Namun jika tak bisa, Ombudsman siap membawa kasus itu ke tingkat Provinsi Jateng.  “Sebisa mungkin masalah itu bisa diselesaikan di tingkat kabupaten. Kalau tidak bisa maka bisa kami bawa ke tingkat jateng. Saya juga akan berkomunikasi dengan Kanwil Kemenag jateng,” ujar Kepala Ombudsman Jateng, Siti Farida, kepada Solopos.com, Senin (6/6/2022)..

Promosi Mitsubishi XForce: Stylish untuk Wanita, Praktis buat Ibu Muda

Siti Farida juga mengaku sudah berkomunikasi dengan Sekda Sragen, Tatag Prabwanto. Menurutnya, Sekda dan Dinas Pendidikan sudah berkomitmen untuk menyelesaikan masalah itu. Selain itu, Ombudsman juga telah berkomunikasi dengan Kantor Kementerian Agama Sragen.

Ia mendorong Suwarti, pensiunan guru SDN 2 Jetis, Sambirejo, Sragen, untuk melapor ke Ombudsman. Siti Frida akan mendukung wanita 61 tahun itu untuk mendapatkan win-win solution atas persoalan yang membelitnya.

Baca Juga: Pensiunan Guru Diminta Kembalikan Rp160 Juta, DPRD Sragen Siap Gugat

“Korban juga bisa melaporkan ke Ombudsman RI Perwakilan Jateng. Laporan ke kami tidak dipungut biaya dan bisa disampaikan secara online. Kami pastikan setiap aduan yang masuk ke Ombudsman akan ditidaklanjuti,” jelasnya.

Seperti diberitakan Suwarti, 61, yang seorang pensiunan guru agama di SDN 2 Jetis, Sambirejo, Sragen itu tida mendapat gaji pensiun. Ia justru diminta untuk mengembalikan gaji yang sudah ia terima selama dua tahun. Nominalnya mencapai Rp160 juta.

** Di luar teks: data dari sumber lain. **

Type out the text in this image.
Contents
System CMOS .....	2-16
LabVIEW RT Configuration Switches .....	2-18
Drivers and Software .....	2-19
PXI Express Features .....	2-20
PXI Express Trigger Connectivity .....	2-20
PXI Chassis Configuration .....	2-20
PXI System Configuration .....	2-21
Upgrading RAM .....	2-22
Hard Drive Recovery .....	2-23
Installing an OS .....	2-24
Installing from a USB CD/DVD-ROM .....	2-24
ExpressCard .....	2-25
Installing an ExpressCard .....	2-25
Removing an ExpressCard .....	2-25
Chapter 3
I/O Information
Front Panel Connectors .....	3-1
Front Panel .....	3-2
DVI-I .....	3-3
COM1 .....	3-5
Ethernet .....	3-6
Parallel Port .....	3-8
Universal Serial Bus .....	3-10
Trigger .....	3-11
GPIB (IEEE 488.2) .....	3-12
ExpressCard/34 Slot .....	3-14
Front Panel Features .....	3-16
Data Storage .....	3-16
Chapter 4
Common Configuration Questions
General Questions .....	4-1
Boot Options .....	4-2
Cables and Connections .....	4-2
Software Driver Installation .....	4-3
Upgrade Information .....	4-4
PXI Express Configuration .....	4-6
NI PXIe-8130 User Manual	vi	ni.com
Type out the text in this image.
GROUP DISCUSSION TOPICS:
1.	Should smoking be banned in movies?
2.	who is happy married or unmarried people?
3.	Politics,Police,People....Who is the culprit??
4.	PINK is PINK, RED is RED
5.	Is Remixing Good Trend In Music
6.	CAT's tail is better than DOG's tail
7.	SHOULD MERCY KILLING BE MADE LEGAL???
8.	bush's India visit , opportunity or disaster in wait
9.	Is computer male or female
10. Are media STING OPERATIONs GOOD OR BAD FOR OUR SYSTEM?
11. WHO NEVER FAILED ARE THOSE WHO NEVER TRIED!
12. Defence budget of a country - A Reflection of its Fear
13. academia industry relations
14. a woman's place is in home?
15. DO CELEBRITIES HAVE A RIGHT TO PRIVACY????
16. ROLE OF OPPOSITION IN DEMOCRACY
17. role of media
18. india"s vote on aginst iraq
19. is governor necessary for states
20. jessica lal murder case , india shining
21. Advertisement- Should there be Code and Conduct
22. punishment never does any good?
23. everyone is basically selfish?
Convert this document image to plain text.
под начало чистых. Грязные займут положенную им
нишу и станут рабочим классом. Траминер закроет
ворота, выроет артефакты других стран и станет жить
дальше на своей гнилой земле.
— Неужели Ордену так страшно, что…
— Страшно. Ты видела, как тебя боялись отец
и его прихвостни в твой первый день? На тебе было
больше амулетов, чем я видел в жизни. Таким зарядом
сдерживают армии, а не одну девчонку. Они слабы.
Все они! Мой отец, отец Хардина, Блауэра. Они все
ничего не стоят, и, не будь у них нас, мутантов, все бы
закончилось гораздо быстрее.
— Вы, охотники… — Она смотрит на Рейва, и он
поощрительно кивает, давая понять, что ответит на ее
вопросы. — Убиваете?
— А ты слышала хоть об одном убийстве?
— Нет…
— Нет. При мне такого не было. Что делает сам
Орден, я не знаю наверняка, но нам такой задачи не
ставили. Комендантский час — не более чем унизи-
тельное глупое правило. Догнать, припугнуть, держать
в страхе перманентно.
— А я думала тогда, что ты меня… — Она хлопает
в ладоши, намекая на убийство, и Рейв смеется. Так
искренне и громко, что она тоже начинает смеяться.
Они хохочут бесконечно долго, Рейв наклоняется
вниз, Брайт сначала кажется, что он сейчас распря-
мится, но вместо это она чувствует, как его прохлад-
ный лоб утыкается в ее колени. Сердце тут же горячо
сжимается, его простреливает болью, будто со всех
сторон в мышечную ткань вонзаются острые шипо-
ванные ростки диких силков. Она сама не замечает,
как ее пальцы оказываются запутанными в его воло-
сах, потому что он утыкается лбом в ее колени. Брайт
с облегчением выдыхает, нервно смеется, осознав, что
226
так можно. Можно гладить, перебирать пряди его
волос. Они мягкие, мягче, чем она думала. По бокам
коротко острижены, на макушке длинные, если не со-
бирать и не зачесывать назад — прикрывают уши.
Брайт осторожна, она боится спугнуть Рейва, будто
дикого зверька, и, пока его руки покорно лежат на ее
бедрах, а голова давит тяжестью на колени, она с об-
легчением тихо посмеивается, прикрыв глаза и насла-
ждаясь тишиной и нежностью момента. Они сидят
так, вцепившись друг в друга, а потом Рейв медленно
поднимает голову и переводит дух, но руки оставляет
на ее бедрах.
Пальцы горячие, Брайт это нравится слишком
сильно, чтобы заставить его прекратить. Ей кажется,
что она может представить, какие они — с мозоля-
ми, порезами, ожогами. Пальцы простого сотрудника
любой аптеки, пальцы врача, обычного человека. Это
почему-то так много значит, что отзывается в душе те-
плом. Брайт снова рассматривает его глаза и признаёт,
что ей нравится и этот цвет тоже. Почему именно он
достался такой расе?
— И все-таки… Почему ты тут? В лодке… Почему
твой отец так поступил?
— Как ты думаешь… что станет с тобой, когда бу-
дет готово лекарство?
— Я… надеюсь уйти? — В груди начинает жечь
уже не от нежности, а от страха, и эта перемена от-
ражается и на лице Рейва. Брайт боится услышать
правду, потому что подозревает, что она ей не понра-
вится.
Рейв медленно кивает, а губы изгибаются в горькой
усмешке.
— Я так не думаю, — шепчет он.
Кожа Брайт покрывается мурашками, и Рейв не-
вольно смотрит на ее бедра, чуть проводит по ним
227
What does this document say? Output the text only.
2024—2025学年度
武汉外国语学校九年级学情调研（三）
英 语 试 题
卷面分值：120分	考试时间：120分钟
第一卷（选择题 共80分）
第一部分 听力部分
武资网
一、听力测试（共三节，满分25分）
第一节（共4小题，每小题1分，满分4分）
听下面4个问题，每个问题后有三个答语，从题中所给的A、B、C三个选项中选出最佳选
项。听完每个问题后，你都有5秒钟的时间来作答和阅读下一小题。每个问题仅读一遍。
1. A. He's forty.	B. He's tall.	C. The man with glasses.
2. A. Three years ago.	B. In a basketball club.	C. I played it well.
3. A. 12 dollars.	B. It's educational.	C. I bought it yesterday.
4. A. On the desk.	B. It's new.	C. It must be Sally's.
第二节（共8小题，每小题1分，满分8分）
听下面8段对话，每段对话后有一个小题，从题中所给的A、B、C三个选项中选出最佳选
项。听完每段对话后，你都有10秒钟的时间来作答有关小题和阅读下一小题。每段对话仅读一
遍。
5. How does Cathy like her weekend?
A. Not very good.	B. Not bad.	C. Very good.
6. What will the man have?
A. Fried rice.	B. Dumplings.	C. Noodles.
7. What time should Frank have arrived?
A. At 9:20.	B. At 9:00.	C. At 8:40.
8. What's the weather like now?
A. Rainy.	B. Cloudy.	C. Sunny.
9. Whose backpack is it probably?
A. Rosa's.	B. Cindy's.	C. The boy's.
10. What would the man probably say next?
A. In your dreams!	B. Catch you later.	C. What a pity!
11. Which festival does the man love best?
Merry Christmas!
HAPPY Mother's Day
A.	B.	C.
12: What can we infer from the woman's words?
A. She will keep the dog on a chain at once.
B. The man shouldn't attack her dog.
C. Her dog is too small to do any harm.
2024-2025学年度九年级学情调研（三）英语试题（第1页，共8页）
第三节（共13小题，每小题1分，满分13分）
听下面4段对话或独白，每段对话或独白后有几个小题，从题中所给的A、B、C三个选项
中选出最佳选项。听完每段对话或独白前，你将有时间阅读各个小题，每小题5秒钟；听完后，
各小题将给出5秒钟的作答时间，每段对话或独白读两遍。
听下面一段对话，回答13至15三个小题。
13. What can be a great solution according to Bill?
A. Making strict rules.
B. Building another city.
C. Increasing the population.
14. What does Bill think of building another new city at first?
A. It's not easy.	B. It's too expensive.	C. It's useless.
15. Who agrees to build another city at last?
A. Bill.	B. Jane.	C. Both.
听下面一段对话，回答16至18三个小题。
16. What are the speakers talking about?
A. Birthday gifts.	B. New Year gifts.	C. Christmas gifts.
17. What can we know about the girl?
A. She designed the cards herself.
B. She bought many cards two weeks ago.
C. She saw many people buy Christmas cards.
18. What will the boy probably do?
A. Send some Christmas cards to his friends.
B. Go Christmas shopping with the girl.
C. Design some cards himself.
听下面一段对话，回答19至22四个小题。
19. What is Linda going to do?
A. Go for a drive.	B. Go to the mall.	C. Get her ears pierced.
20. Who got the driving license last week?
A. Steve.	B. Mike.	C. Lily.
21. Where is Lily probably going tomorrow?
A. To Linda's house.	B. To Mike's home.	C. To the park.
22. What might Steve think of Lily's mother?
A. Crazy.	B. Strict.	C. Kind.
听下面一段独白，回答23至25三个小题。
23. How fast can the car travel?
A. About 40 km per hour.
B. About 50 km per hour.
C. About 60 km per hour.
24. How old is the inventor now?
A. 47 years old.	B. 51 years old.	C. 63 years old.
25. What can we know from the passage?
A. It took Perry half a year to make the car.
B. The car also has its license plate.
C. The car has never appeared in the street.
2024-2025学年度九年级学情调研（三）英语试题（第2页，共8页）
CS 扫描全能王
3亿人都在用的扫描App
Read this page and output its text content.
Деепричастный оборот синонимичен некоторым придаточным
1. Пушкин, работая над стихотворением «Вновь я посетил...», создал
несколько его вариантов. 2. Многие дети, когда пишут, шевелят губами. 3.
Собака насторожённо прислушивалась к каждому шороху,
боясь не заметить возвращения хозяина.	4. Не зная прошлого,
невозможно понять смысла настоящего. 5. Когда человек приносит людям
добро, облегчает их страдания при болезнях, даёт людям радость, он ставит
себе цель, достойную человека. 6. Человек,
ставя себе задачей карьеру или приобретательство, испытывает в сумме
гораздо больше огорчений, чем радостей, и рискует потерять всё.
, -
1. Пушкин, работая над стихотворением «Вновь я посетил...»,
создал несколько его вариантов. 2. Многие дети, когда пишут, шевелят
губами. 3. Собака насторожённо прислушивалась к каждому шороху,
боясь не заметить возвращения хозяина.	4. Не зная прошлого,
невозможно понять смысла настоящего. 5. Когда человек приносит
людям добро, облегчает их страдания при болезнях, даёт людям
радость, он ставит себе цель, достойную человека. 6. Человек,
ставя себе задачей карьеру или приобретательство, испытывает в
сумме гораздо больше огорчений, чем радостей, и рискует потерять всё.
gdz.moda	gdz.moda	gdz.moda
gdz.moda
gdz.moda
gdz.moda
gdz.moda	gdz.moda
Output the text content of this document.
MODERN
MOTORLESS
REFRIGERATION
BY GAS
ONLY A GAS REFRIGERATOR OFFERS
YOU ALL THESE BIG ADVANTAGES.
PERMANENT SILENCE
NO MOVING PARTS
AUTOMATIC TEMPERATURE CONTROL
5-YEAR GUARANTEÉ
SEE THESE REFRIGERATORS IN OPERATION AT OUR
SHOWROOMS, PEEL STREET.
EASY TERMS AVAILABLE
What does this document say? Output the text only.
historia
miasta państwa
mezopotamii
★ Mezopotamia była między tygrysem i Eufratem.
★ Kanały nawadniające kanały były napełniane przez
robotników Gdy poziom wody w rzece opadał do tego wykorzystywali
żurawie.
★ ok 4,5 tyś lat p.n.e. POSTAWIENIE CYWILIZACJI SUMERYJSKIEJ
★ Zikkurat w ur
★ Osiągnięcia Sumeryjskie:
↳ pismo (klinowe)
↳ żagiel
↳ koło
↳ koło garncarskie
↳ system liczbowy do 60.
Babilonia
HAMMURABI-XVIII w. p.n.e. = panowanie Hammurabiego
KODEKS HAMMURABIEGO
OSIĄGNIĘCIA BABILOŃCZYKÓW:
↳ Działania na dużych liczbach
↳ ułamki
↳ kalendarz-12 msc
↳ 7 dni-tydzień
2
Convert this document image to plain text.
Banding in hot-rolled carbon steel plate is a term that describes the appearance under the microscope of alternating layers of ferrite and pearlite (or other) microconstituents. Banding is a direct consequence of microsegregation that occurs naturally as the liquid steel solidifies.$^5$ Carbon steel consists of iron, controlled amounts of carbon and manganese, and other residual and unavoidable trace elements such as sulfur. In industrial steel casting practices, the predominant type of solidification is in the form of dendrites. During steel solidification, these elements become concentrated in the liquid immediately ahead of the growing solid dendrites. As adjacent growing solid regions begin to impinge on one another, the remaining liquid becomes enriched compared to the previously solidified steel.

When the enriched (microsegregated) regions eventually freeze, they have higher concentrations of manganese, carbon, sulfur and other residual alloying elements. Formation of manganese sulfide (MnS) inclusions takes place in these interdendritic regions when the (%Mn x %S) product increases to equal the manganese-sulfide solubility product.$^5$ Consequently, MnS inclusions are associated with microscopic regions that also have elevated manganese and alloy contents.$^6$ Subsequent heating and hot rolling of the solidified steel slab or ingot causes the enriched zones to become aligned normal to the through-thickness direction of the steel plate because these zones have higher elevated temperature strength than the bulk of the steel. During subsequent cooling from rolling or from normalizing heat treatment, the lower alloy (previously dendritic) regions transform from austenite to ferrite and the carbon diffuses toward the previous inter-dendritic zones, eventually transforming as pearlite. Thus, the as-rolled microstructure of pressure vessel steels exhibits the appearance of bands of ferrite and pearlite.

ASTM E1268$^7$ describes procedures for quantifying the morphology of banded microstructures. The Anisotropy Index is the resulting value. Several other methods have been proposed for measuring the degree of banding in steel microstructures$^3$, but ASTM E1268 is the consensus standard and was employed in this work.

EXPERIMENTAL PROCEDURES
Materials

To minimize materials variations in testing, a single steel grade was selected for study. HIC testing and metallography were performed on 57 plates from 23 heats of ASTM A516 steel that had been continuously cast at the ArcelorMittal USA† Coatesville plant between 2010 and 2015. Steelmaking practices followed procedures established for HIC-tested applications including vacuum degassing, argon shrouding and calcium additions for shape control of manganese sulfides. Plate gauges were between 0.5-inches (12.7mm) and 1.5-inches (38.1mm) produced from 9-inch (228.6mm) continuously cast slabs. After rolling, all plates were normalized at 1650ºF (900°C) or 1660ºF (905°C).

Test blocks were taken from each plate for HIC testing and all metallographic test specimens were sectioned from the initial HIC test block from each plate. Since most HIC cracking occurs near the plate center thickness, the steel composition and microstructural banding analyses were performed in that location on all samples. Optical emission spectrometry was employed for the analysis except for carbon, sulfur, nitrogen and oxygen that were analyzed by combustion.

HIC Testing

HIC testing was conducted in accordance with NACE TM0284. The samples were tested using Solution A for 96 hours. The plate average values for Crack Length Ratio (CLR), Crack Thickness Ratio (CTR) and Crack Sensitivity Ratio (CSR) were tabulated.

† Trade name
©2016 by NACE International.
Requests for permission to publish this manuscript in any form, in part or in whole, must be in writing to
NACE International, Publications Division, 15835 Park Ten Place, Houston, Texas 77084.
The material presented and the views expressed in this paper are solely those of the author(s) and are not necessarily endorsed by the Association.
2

Pasalnya masa kerja Suwarti dianggap 2 tahun melebihi ketentuan yang berlaku oleh pemerintah. Ini lantaran ia dianggap statusnya tenaga kependidikan, bukan guru yang bisa pensiun sampai umur 60 tahun. Padahal ia sudah Suwarti sudah mengajar lebih dari 35 tahun.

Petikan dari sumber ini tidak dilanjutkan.